Je n’ai plus du tout peur de rechuter, mais je sais que je peux être amenée à retravailler sur moi de temps à autre. Car une fois debout, je suis tombée dans l’écueil de la présomption : « C’est bon, j’ai tout réglé maintenant, je suis inoxydable. »
Sauf qu’à la sortie du livre, j’ai eu peur que le surmenage ne m’entraîne à nouveau vers le fond. Il m’a fallu revoir une psy pour comprendre les ressorts de ce manque de confiance en moi. En fait, le travail n’est jamais fini… C’est ce que j’ai retenu de cette épreuve décapante : la fragilité fait partie intégrante de notre être, sachons le reconnaître avec humilité et apprivoisons-la. Ce chemin de croix a été une étape vers un mieux : la nouvelle Clotilde est encore plus vivante que l’ancienne !
Et puis maintenant que j’ai touché du doigt la toute-puissance du Christ, je suis en confiance :
tout est possible, toujours !
Accompagnatrice en sortie de crise, ça signifie quoi exactement ?
J’aide des personnes en souffrance, en chair et en os, en visio et par téléphone, en fixant un cadre précis.

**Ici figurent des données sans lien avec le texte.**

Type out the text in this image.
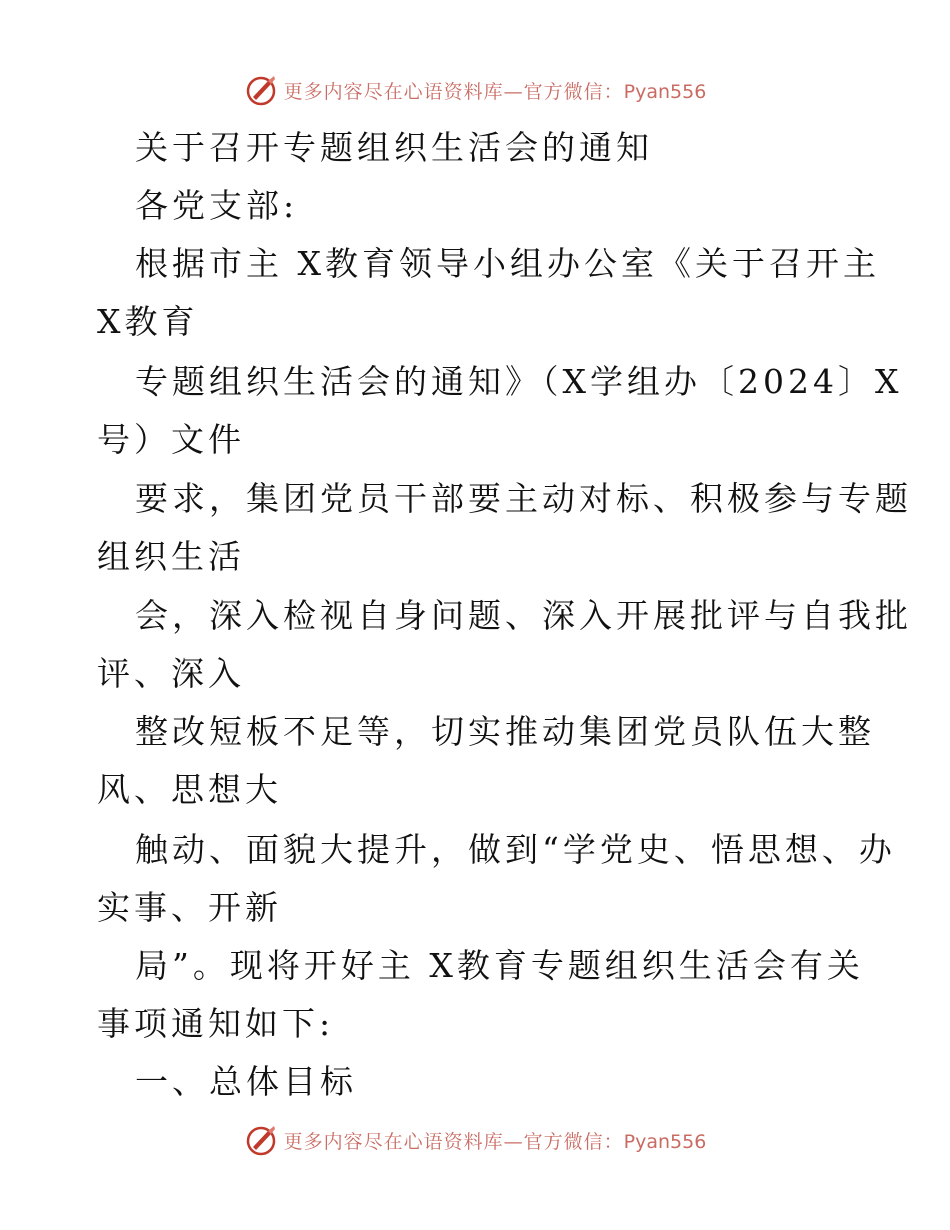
更多内容尽在心语资料库—官方微信：Pyan556
关于召开专题组织生活会的通知
各党支部:
根据市主 X教育领导小组办公室《关于召开主
X教育
专题组织生活会的通知》（X学组办〔2024〕X
号）文件
要求，集团党员干部要主动对标、积极参与专题
组织生活
会，深入检视自身问题、深入开展批评与自我批
评、深入
整改短板不足等，切实推动集团党员队伍大整
风、思想大
触动、面貌大提升，做到“学党史、悟思想、办
实事、开新
局”。现将开好主 X教育专题组织生活会有关
事项通知如下:
一、总体目标
更多内容尽在心语资料库—官方微信：Pyan556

Je fais avec elles un bout de chemin, avant de les orienter vers les professionnels compétents. Je m’appuie sur toutes les formations que j’ai faites, formations à l’écoute avec les AFC (Associations Familiales Catholiques), formation au leadership intégral avec Thomas More Leadership Intégral, ateliers Gordon pour une communication efficace et bienveillante, ateliers Faber-Mazlish pour un dialogue parents-enfants apaisé, etc.
Je me nourris aussi en continu par de nombreuses lectures : récemment, grâce à l’ouvrage 3 jours dans la nuit-Carnet d´une victimologue au cœur des abus d’Isabelle Chartier Siben, j’ai appris à décoder les contextes de pression qui conduisent à faire accepter aux autres ce qu’ils ne voudraient pas faire…
D’expérience, je sais combien il importe de ne pas se sentir seul(e), d’être rassuré(e) sur le fait qu’une guérison est possible. Ce que vous faites aux Accueils Louis et Zélie est tout à fait dans cet esprit : dans un monde empreint de violence et d’agressivité, on a besoin d’oasis de douceur, de bienveillance où l’on peut être écouté inconditionnellement, sans être jugés ou abreuvés de conseils. Où l’on peut s’alléger en toute confiance du poids de ses difficultés. Je tente modestement d’offrir pareil espace…
Pour en savoir plus sur l’histoire de Clotilde :
Se relever toujours, Éds. Artège, 2022, 245 p., 16,90 €.

NB : Si comme Clotilde, vous vous sentez au bout du rouleau, n'hésitez pas à prendre rendez-vous au sein de l'Accueil Louis et Zélie le plus proche de chez vous. S’il n'y en a pas, contactez-nous pour que l’on trouve ensemble une solution. Nous sommes à votre écoute.
1 Sainte Faustine (1905-1938) : religieuse polonaise qui fut favorisée d’apparitions du Christ. Ce dernier voulut en faire la messagère de Son inépuisable amour : "Ma fille, lui demanda-t-Il, parle au monde entier de mon inconcevable miséricorde. (...) Qu'aucune âme n'ait peur de s'approcher de moi, même si ses péchés sont comme l'écarlate." Le pape Jean-Paul II la canonisa en l’an 2000 et institua pour l'Eglise universelle la fête de la Divine Miséricorde. Voir l’image associée à sainte Faustine dans le témoignage de Marie-Sophie.
2 Un sacrement est un acte symbolique marquant les différentes étapes de vie des chrétiens, qui reçoivent par ce biais l’aide de Dieu pour fortifier leur foi. Il y a sept sacrements : baptême, communion (ou eucharistie), confirmation, confession (sacrement de la réconciliation), ordination (par laquelle on devient prêtre), mariage et sacrement des malades ou mourants.
3 La Terre sainte correspond à la région du monde où le Christ a vécu. Pour l’essentiel, cela recouvre aujourd’hui l'Etat d'Israël et la Cisjordanie.